В мастерской он суетился, переставлял скульптуры с места на место, потом, бросив это занятие, вспомнил, что он не брит. Увидав себя в зеркале, он вдруг задумался над вопросом, как ему одеться, в рабочую холщевую блузу или же в новый костюм? Взвесив все за и против, он все-таки решил, что лучше надеть костюм и "бабочку".
Константин Львович явно волновался. Предстоящая радость требовала свидетелей его взлета, успеха. Знает ли об этом Климов? Пусть бы позавидовал, - со злорадством думал Балашов и вспомнил: не пригласить ли Женю Озерова? Хотя, что Женя, он из другого ведомства, тут бы лучше собрать по профессии. А что если позвать Зоткина?
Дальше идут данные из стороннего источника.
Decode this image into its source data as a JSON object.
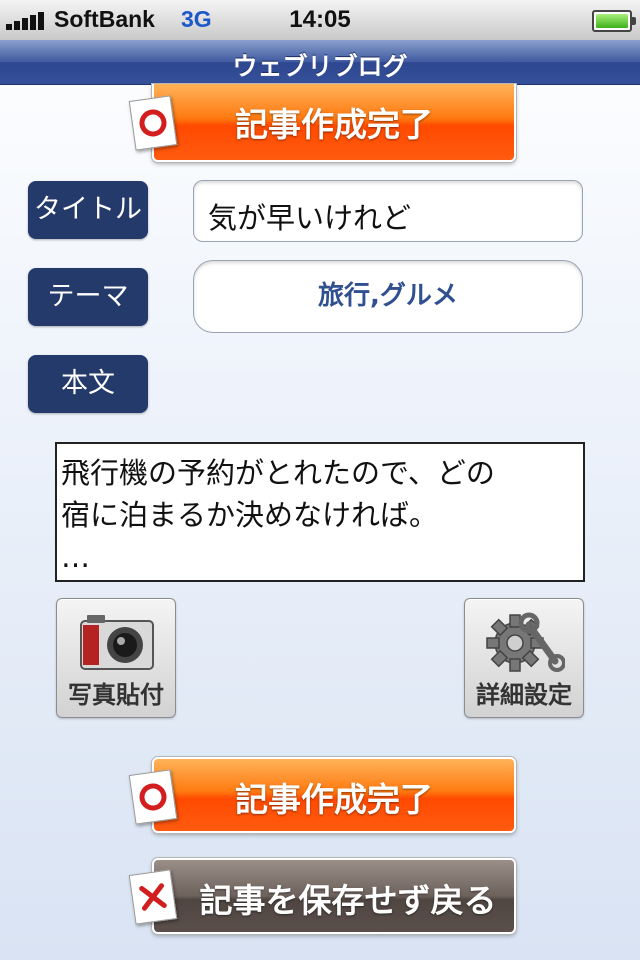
{
  "status_bar": {
    "carrier": "SoftBank",
    "network": "3G",
    "time": "14:05",
    "battery_level": 1.0
  },
  "nav": {
    "title": "ウェブリブログ"
  },
  "actions": {
    "complete_top": "記事作成完了",
    "complete_bottom": "記事作成完了",
    "discard": "記事を保存せず戻る"
  },
  "form": {
    "title_label": "タイトル",
    "title_value": "気が早いけれど",
    "theme_label": "テーマ",
    "theme_value": "旅行,グルメ",
    "body_label": "本文",
    "body_value": "飛行機の予約がとれたので、どの\n宿に泊まるか決めなければ。\n…"
  },
  "tools": {
    "photo_label": "写真貼付",
    "settings_label": "詳細設定"
  },
  "colors": {
    "nav_bar": "#35519a",
    "label_bg": "#243a6a",
    "complete_button": "#ff5a00",
    "discard_button": "#5a4f4b",
    "theme_text": "#30508f"
  }
}
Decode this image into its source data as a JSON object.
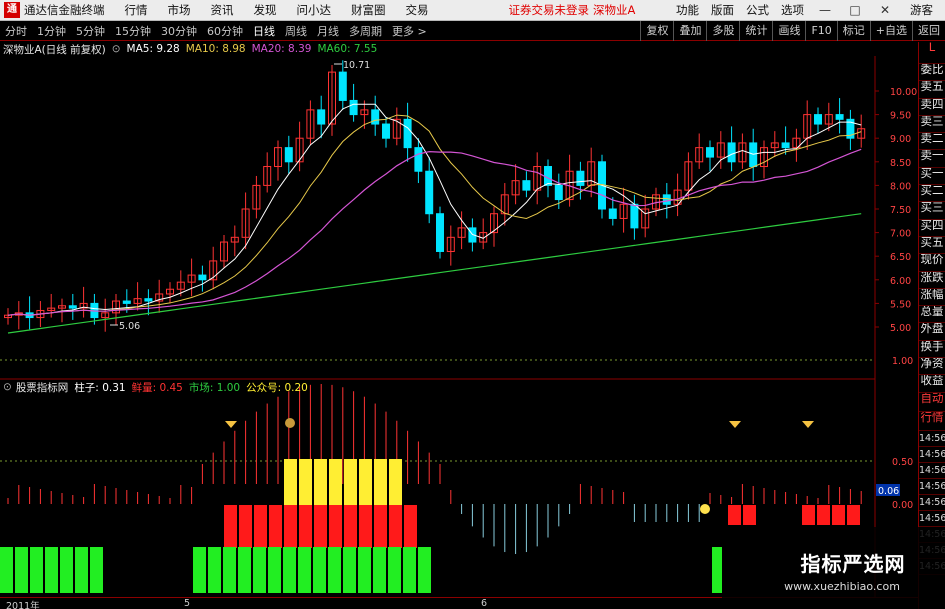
{
  "titlebar": {
    "app_name": "通达信金融终端",
    "menus": [
      "行情",
      "市场",
      "资讯",
      "发现",
      "问小达",
      "财富圈",
      "交易"
    ],
    "notice": "证券交易未登录",
    "stock_name": "深物业A",
    "right_menus": [
      "功能",
      "版面",
      "公式",
      "选项"
    ],
    "login": "游客",
    "minimize": "—",
    "maximize": "□",
    "close": "✕"
  },
  "toolbar": {
    "periods": [
      "分时",
      "1分钟",
      "5分钟",
      "15分钟",
      "30分钟",
      "60分钟",
      "日线",
      "周线",
      "月线",
      "多周期",
      "更多 >"
    ],
    "active_period": "日线",
    "right_buttons": [
      "复权",
      "叠加",
      "多股",
      "统计",
      "画线",
      "F10",
      "标记",
      "+自选",
      "返回"
    ]
  },
  "main_info": {
    "stock": "深物业A(日线 前复权)",
    "ma5": "MA5: 9.28",
    "ma10": "MA10: 8.98",
    "ma20": "MA20: 8.39",
    "ma60": "MA60: 7.55",
    "ma5_color": "#ffffff",
    "ma10_color": "#e6c84a",
    "ma20_color": "#d455d4",
    "ma60_color": "#2ecc40"
  },
  "price_axis": [
    "10.00",
    "9.50",
    "9.00",
    "8.50",
    "8.00",
    "7.50",
    "7.00",
    "6.50",
    "6.00",
    "5.50",
    "5.00"
  ],
  "annotations": {
    "high": "10.71",
    "low": "5.06"
  },
  "indicator_info": {
    "name": "股票指标网",
    "col": "柱子: 0.31",
    "heat": "鲜量: 0.45",
    "market": "市场: 1.00",
    "public": "公众号: 0.20"
  },
  "indicator_axis": [
    "1.00",
    "0.50",
    "0.00"
  ],
  "indicator_current": "0.06",
  "side_panel": {
    "items": [
      "委比",
      "卖五",
      "卖四",
      "卖三",
      "卖二",
      "卖一",
      "买一",
      "买二",
      "买三",
      "买四",
      "买五",
      "现价",
      "涨跌",
      "涨幅",
      "总量",
      "外盘",
      "换手",
      "净资",
      "收益",
      "自动",
      "行情"
    ],
    "times": [
      "14:56",
      "14:56",
      "14:56",
      "14:56",
      "14:56",
      "14:56",
      "14:56",
      "14:56",
      "14:56"
    ],
    "top": "L"
  },
  "bottom_axis": {
    "year": "2011年",
    "m5": "5",
    "m6": "6"
  },
  "watermark": {
    "title": "指标严选网",
    "url": "www.xuezhibiao.com"
  },
  "colors": {
    "up": "#ff3333",
    "down": "#00e5ff",
    "yellow": "#ffee33",
    "red_bar": "#ff1a1a",
    "green_bar": "#22ee22",
    "grid": "#8b0000"
  }
}
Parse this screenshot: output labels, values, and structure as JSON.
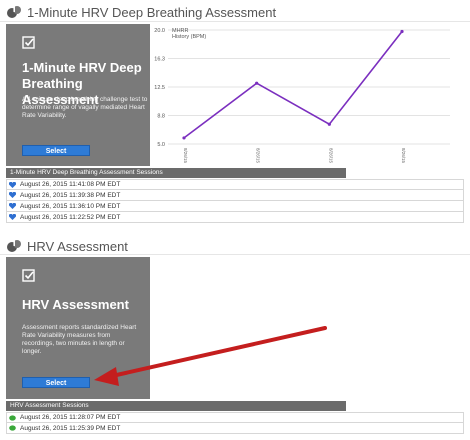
{
  "section1": {
    "title": "1-Minute HRV Deep Breathing Assessment",
    "card": {
      "title": "1-Minute HRV Deep Breathing Assessment",
      "description": "A 1-minute deep breathing challenge test to determine range of vagally mediated Heart Rate Variability.",
      "button": "Select"
    },
    "sessions_header": "1-Minute HRV Deep Breathing Assessment Sessions",
    "sessions": [
      "August 26, 2015 11:41:08 PM EDT",
      "August 26, 2015 11:39:38 PM EDT",
      "August 26, 2015 11:36:10 PM EDT",
      "August 26, 2015 11:22:52 PM EDT"
    ]
  },
  "section2": {
    "title": "HRV Assessment",
    "card": {
      "title": "HRV Assessment",
      "description": "Assessment reports standardized Heart Rate Variability measures from recordings, two minutes in length or longer.",
      "button": "Select"
    },
    "sessions_header": "HRV Assessment Sessions",
    "sessions": [
      "August 26, 2015 11:28:07 PM EDT",
      "August 26, 2015 11:25:39 PM EDT"
    ]
  },
  "colors": {
    "card_bg": "#7a7a7a",
    "button": "#2e7bd6",
    "line": "#7b2fbf",
    "arrow": "#c41e1e",
    "blue_icon": "#2e6fd1",
    "green_icon": "#3aa83a"
  },
  "icons": {
    "section1_logo": "lungs-icon",
    "section2_logo": "lungs-icon",
    "card_icon": "checklist-icon",
    "session1_icon": "heart-icon",
    "session2_icon": "leaf-icon"
  },
  "chart_data": {
    "type": "line",
    "title": "",
    "ylabel": "MHRR History (BPM)",
    "ylim": [
      5.0,
      20.0
    ],
    "yticks": [
      "20.0",
      "16.3",
      "12.5",
      "8.8",
      "5.0"
    ],
    "x": [
      "8/26/15",
      "8/26/15",
      "8/26/15",
      "8/26/15"
    ],
    "values": [
      5.8,
      13.0,
      7.6,
      19.8
    ],
    "grid": true
  }
}
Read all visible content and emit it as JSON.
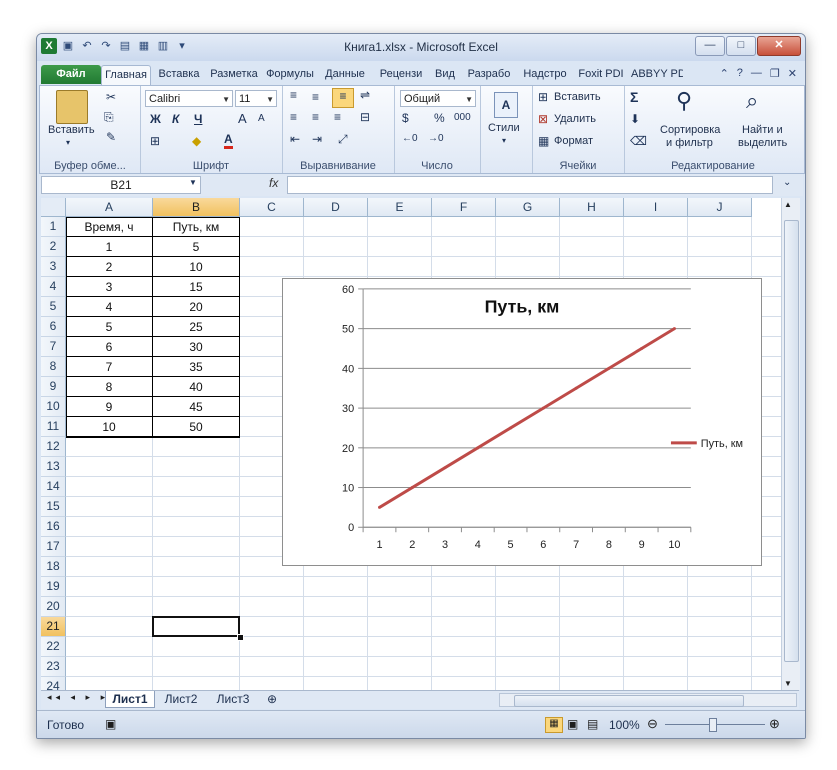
{
  "window": {
    "title": "Книга1.xlsx  -  Microsoft Excel"
  },
  "qat": {
    "undo_icon": "undo-icon",
    "redo_icon": "redo-icon",
    "save_icon": "save-icon"
  },
  "tabs": [
    "Файл",
    "Главная",
    "Вставка",
    "Разметка",
    "Формулы",
    "Данные",
    "Рецензи",
    "Вид",
    "Разрабо",
    "Надстро",
    "Foxit PDI",
    "ABBYY PD"
  ],
  "ribbon": {
    "clipboard": {
      "paste": "Вставить",
      "group": "Буфер обме..."
    },
    "font": {
      "name": "Calibri",
      "size": "11",
      "bold": "Ж",
      "italic": "К",
      "underline": "Ч",
      "grow": "A",
      "shrink": "A",
      "group": "Шрифт"
    },
    "alignment": {
      "group": "Выравнивание"
    },
    "number": {
      "format": "Общий",
      "percent": "%",
      "thousands": "000",
      "group": "Число"
    },
    "styles": {
      "label": "Стили"
    },
    "cells": {
      "insert": "Вставить",
      "delete": "Удалить",
      "format": "Формат",
      "group": "Ячейки"
    },
    "editing": {
      "sum": "Σ",
      "sort_line1": "Сортировка",
      "sort_line2": "и фильтр",
      "find_line1": "Найти и",
      "find_line2": "выделить",
      "group": "Редактирование"
    }
  },
  "formula_bar": {
    "name_box": "B21",
    "fx": "fx",
    "content": ""
  },
  "columns": [
    "A",
    "B",
    "C",
    "D",
    "E",
    "F",
    "G",
    "H",
    "I",
    "J"
  ],
  "rows": [
    "1",
    "2",
    "3",
    "4",
    "5",
    "6",
    "7",
    "8",
    "9",
    "10",
    "11",
    "12",
    "13",
    "14",
    "15",
    "16",
    "17",
    "18",
    "19",
    "20",
    "21",
    "22",
    "23",
    "24"
  ],
  "table": {
    "headers": [
      "Время, ч",
      "Путь, км"
    ],
    "rows": [
      [
        "1",
        "5"
      ],
      [
        "2",
        "10"
      ],
      [
        "3",
        "15"
      ],
      [
        "4",
        "20"
      ],
      [
        "5",
        "25"
      ],
      [
        "6",
        "30"
      ],
      [
        "7",
        "35"
      ],
      [
        "8",
        "40"
      ],
      [
        "9",
        "45"
      ],
      [
        "10",
        "50"
      ]
    ]
  },
  "chart_data": {
    "type": "line",
    "title": "Путь, км",
    "categories": [
      "1",
      "2",
      "3",
      "4",
      "5",
      "6",
      "7",
      "8",
      "9",
      "10"
    ],
    "series": [
      {
        "name": "Путь, км",
        "values": [
          5,
          10,
          15,
          20,
          25,
          30,
          35,
          40,
          45,
          50
        ],
        "color": "#be4b48"
      }
    ],
    "ylim": [
      0,
      60
    ],
    "yticks": [
      "0",
      "10",
      "20",
      "30",
      "40",
      "50",
      "60"
    ],
    "grid": true,
    "legend": "right"
  },
  "sheets": [
    "Лист1",
    "Лист2",
    "Лист3"
  ],
  "status": {
    "ready": "Готово",
    "zoom": "100%"
  }
}
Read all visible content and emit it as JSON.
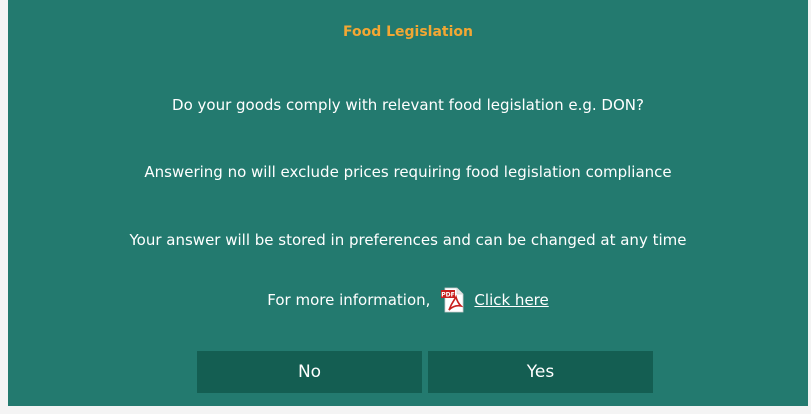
{
  "dialog": {
    "title": "Food Legislation",
    "question": "Do your goods comply with relevant food legislation e.g. DON?",
    "note_exclude": "Answering no will exclude prices requiring food legislation compliance",
    "note_stored": "Your answer will be stored in preferences and can be changed at any time",
    "more_info_prefix": "For more information,",
    "pdf_icon": "pdf-icon",
    "more_info_link": "Click here",
    "no_label": "No",
    "yes_label": "Yes"
  },
  "colors": {
    "dialog_bg": "#237a6f",
    "button_bg": "#145e52",
    "title_color": "#f3a733",
    "text_color": "#ffffff"
  }
}
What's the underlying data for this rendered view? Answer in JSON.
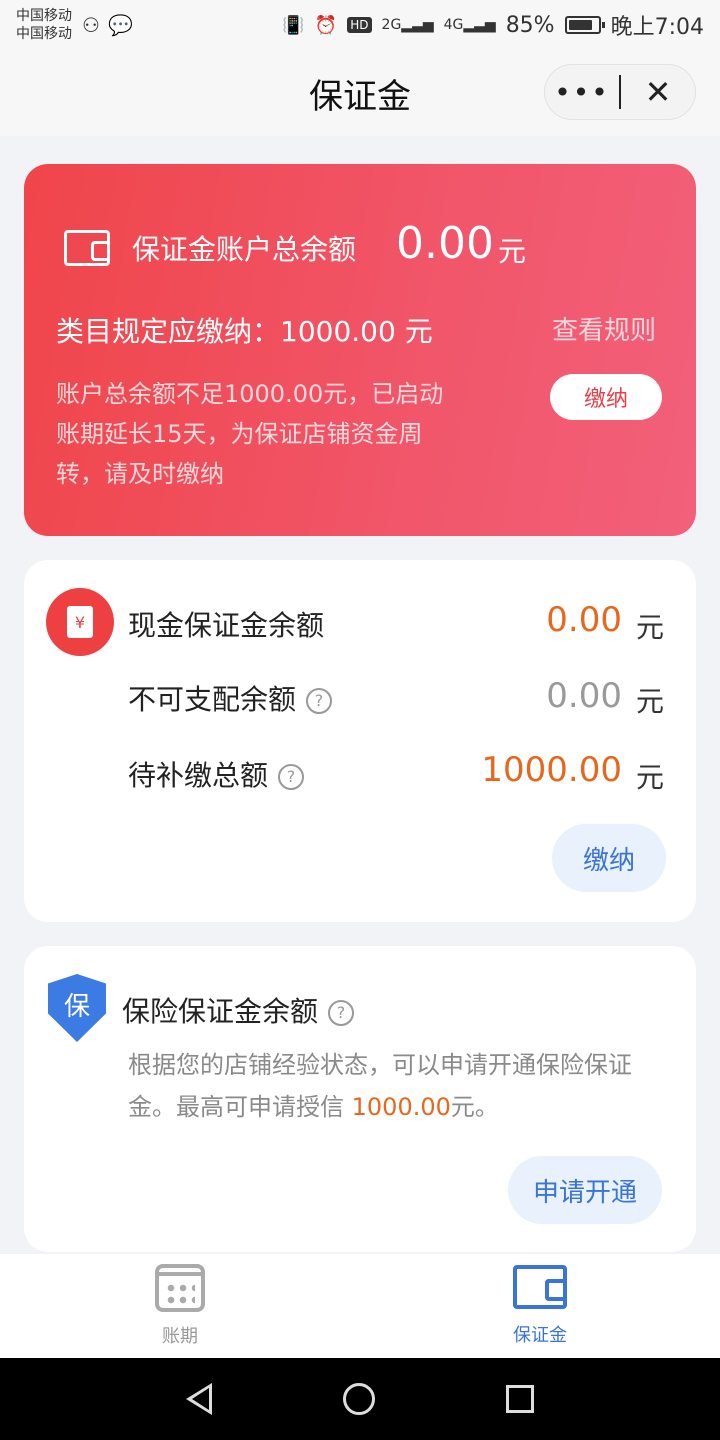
{
  "status_bar": {
    "carrier_1": "中国移动",
    "carrier_2": "中国移动",
    "battery_percent": "85%",
    "battery_level": 0.85,
    "network_1": "2G",
    "network_2": "4G",
    "hd": "HD",
    "time": "晚上7:04"
  },
  "header": {
    "title": "保证金",
    "more_icon": "more-icon",
    "close_icon": "close-icon"
  },
  "banner": {
    "total_label": "保证金账户总余额",
    "total_value": "0.00",
    "total_unit": "元",
    "required_text": "类目规定应缴纳：1000.00 元",
    "rules_link": "查看规则",
    "notice": "账户总余额不足1000.00元，已启动账期延长15天，为保证店铺资金周转，请及时缴纳",
    "pay_button": "缴纳"
  },
  "cash_card": {
    "title": "现金保证金余额",
    "title_value": "0.00",
    "unit": "元",
    "icon_glyph": "¥",
    "non_disposable_label": "不可支配余额",
    "non_disposable_value": "0.00",
    "pending_label": "待补缴总额",
    "pending_value": "1000.00",
    "help_glyph": "?",
    "pay_button": "缴纳"
  },
  "insurance_card": {
    "shield_glyph": "保",
    "title": "保险保证金余额",
    "desc_prefix": "根据您的店铺经验状态，可以申请开通保险保证金。最高可申请授信 ",
    "desc_amount": "1000.00",
    "desc_suffix": "元。",
    "apply_button": "申请开通"
  },
  "tabbar": {
    "tabs": [
      {
        "label": "账期",
        "icon": "calendar-icon",
        "active": false
      },
      {
        "label": "保证金",
        "icon": "wallet-icon",
        "active": true
      }
    ]
  },
  "colors": {
    "banner_red": "#f0454a",
    "accent_orange": "#e8671f",
    "accent_blue": "#3a74d8"
  }
}
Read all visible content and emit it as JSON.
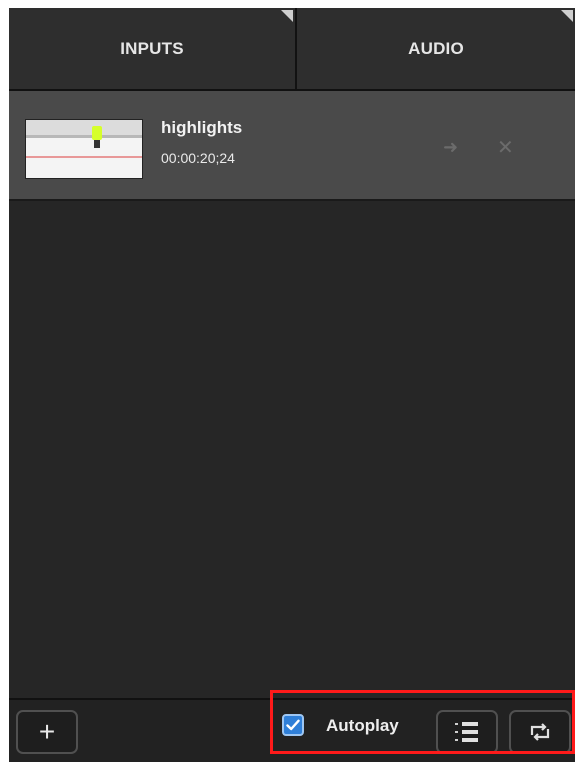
{
  "tabs": [
    {
      "label": "INPUTS"
    },
    {
      "label": "AUDIO"
    }
  ],
  "inputs": [
    {
      "title": "highlights",
      "duration": "00:00:20;24",
      "thumbnail": "hockey-rink-icon"
    }
  ],
  "footer": {
    "add_label": "+",
    "autoplay_label": "Autoplay",
    "autoplay_checked": true,
    "playlist_icon": "list-icon",
    "loop_icon": "repeat-icon"
  },
  "colors": {
    "background": "#262626",
    "item_background": "#4a4a4a",
    "highlight": "#ff1a1a",
    "checkbox": "#2f7fd8"
  }
}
Александр Иосифович Зоткин, критик, искусствовед, был приятелем Балашова, дважды писал о его работах небольшие статьи и грозился со временем написать монографию. Да, Зоткин будет очень кстати. Константин Львович позвонил искусствоведу и попросил срочно "на такси за мой счет" приехать по очень важному делу.
Зоткин примчался за пять минут до приезда Лифшица. Этот хромой, большеголовый, стриженный, как солдат, под машинку, несмотря на свою полноту и внешнее, написанное на лице добродушие, был человеком желчным, неуживчивым, любил и уважал лишь самого себя. О том, что американский турист Гарри Лифшиц шныряет по мастерским "непризнанных талантов", Зоткин уже слышал от своих коллег и рад был случаю повидаться с известным теоретиком новейшего искусства, трудов которого он, впрочем, не читал.
Гарри Лифшиц, плотный, подвижный, оказался совсем еще молодым человеком, гораздо моложе, чем ожидал Балашов. Лифшиц хорошо говорил по-русски.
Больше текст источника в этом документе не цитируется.